Hi, it’s Alexandra Sternlicht filling in for Allie today. Figma’s sensational IPO last week resurrected longstanding debates about IPO pricing and first day pops—an unsurprising reaction to the newly listed stock’s 333% surge in its first days of trading. As investors dissect the offering (and as Figma’s stock settles back a bit, falling 27% on Monday), an equally important set of questions are in the air: Will Figma’s debut entice other startups to jump into the fray, bringing an end to the tech industry’s IPO drought? And if so, who’s next?
“Having positive IPOs is a good signal for everybody,” says Kirsten Green, founder and managing partner at Forerunner Ventures, whose portfolio company Chime recently went public and experienced a 37% pop in stock price on its first day of trading. (Forerunner also has investments in public company Hims & Hers and late stage private companies including Oura.)

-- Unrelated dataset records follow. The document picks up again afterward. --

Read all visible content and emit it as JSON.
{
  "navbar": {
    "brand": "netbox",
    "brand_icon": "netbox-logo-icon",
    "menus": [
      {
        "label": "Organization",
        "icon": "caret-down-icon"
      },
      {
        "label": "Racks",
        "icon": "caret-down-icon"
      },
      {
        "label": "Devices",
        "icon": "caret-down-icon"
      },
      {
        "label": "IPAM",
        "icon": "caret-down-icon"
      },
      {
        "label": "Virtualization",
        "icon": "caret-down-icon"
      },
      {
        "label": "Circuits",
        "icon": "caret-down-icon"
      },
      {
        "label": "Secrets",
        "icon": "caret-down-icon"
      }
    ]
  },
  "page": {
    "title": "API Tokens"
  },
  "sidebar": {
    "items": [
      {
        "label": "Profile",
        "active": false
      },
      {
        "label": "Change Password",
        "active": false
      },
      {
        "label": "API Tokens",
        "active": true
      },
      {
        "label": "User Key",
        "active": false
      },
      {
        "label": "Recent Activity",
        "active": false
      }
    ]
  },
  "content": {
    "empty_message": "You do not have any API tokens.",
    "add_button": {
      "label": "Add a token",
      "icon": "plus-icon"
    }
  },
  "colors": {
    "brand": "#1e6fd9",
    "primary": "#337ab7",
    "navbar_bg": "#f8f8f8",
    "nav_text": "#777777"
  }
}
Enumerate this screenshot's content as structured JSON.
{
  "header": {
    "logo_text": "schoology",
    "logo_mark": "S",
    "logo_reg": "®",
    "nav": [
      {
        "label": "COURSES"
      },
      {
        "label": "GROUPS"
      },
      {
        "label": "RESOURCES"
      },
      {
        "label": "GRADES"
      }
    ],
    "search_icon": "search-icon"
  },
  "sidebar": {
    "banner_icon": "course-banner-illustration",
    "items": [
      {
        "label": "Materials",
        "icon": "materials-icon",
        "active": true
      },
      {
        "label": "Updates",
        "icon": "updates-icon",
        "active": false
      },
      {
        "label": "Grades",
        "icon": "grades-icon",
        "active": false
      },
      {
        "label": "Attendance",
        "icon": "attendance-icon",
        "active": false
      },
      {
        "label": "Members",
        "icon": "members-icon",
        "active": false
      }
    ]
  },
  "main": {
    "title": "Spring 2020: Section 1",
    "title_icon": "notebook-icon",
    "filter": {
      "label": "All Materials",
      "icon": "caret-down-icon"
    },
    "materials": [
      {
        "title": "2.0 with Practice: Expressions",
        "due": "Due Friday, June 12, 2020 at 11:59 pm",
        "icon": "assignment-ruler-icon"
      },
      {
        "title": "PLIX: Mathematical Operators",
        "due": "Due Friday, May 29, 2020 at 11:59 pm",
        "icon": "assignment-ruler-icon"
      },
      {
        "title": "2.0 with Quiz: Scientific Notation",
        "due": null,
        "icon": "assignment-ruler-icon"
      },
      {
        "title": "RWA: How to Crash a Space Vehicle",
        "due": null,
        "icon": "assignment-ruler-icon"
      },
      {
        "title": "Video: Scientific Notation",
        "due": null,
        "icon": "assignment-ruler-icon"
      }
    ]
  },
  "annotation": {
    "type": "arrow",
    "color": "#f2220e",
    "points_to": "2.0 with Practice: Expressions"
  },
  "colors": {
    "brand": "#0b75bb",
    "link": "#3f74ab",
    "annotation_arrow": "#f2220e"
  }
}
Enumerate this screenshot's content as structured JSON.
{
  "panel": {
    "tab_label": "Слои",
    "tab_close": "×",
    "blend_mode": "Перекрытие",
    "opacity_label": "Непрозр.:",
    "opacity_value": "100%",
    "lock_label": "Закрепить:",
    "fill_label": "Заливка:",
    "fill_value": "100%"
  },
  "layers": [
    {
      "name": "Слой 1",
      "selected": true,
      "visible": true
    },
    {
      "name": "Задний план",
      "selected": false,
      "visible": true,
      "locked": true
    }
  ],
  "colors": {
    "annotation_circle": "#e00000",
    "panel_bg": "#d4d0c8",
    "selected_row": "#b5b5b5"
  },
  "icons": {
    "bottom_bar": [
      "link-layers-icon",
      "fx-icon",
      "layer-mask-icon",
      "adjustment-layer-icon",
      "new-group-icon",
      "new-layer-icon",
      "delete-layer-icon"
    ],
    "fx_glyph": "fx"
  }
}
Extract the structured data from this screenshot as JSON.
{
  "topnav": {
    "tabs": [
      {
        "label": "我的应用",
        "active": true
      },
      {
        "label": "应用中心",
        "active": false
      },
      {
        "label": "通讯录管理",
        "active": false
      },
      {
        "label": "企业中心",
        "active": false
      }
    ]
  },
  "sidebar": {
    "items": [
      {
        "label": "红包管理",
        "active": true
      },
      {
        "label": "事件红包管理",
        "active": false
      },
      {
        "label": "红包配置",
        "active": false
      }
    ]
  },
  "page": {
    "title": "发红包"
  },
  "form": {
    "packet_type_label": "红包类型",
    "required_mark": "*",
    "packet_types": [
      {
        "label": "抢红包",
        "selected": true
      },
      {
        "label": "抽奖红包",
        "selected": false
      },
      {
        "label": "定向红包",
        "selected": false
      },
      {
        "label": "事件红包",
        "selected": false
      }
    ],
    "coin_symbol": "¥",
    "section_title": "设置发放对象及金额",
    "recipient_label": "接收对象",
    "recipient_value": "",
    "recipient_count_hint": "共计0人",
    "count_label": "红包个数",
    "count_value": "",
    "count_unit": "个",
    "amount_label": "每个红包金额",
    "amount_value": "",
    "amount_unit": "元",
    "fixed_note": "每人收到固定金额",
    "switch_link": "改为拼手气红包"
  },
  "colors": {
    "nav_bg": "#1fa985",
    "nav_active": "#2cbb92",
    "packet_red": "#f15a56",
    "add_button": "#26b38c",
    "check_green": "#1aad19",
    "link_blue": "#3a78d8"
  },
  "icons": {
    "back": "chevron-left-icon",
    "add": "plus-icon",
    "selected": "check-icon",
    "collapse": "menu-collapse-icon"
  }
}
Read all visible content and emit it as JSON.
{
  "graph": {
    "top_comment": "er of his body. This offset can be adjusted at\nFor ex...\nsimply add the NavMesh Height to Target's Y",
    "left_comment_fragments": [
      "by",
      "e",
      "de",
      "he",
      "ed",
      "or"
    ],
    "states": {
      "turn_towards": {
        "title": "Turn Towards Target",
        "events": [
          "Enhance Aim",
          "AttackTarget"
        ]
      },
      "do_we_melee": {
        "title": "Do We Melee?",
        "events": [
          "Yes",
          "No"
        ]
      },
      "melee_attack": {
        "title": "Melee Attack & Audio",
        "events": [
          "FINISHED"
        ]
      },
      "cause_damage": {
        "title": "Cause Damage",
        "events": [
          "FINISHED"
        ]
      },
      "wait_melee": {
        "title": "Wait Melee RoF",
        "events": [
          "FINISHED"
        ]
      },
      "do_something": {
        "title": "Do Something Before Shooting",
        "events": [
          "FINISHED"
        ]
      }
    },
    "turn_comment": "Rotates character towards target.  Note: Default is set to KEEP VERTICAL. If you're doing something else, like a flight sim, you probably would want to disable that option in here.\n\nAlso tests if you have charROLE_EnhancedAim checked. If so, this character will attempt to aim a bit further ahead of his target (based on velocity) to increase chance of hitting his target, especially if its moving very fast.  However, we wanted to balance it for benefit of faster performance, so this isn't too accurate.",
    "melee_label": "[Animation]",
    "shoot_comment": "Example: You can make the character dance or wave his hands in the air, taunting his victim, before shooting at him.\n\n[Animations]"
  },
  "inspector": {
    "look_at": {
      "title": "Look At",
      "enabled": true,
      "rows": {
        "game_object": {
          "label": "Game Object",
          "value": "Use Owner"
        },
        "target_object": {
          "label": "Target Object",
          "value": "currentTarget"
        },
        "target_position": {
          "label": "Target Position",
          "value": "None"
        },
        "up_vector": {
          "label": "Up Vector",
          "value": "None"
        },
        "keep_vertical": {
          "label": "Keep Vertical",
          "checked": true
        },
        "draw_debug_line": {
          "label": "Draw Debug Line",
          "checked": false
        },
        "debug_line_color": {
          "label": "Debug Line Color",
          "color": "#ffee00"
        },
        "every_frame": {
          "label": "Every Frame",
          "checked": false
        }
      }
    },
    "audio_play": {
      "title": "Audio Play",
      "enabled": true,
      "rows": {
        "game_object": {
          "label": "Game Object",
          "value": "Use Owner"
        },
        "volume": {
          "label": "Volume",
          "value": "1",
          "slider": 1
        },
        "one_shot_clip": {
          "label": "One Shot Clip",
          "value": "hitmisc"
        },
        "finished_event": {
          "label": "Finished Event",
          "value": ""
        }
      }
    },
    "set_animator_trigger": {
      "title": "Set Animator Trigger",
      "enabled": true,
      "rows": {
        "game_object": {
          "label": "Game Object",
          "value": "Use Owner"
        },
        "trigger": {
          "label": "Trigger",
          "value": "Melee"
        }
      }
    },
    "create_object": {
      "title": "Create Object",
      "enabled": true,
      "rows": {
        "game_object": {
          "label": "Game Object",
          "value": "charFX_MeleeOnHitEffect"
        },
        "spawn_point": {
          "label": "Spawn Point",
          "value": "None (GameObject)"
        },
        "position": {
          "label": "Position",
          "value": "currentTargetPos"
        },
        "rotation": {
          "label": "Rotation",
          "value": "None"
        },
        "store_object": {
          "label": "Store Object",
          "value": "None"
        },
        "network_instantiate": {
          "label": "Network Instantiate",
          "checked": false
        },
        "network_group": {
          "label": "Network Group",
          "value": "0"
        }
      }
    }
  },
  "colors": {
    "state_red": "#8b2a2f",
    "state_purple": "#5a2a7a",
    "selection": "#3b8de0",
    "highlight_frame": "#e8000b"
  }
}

Green floats the idea of startups thinking of an IPO as the Series A of their new lives in the public markets—a notion she thinks could be “a motivator to people’s willingness, and maybe even eagerness, to go public.” (As if on cue, HeartFlow, a medical technology company, filed an S-1 for its IPO at a $1.3 billion valuation the day after Figma’s debut.)
There’s a long list of late-stage VC-backed tech companies with strong customer bases that Wall Street investment bankers would love to take public. Many of these multibillion-dollar companies, including Databricks, Klarna, Stripe, and SpaceX, have been subjects of IPO speculation for years. And then, of course, there’s the crop of richly valued AI startups, from OpenAI and Anthropic, to Elon Musk’s xAI.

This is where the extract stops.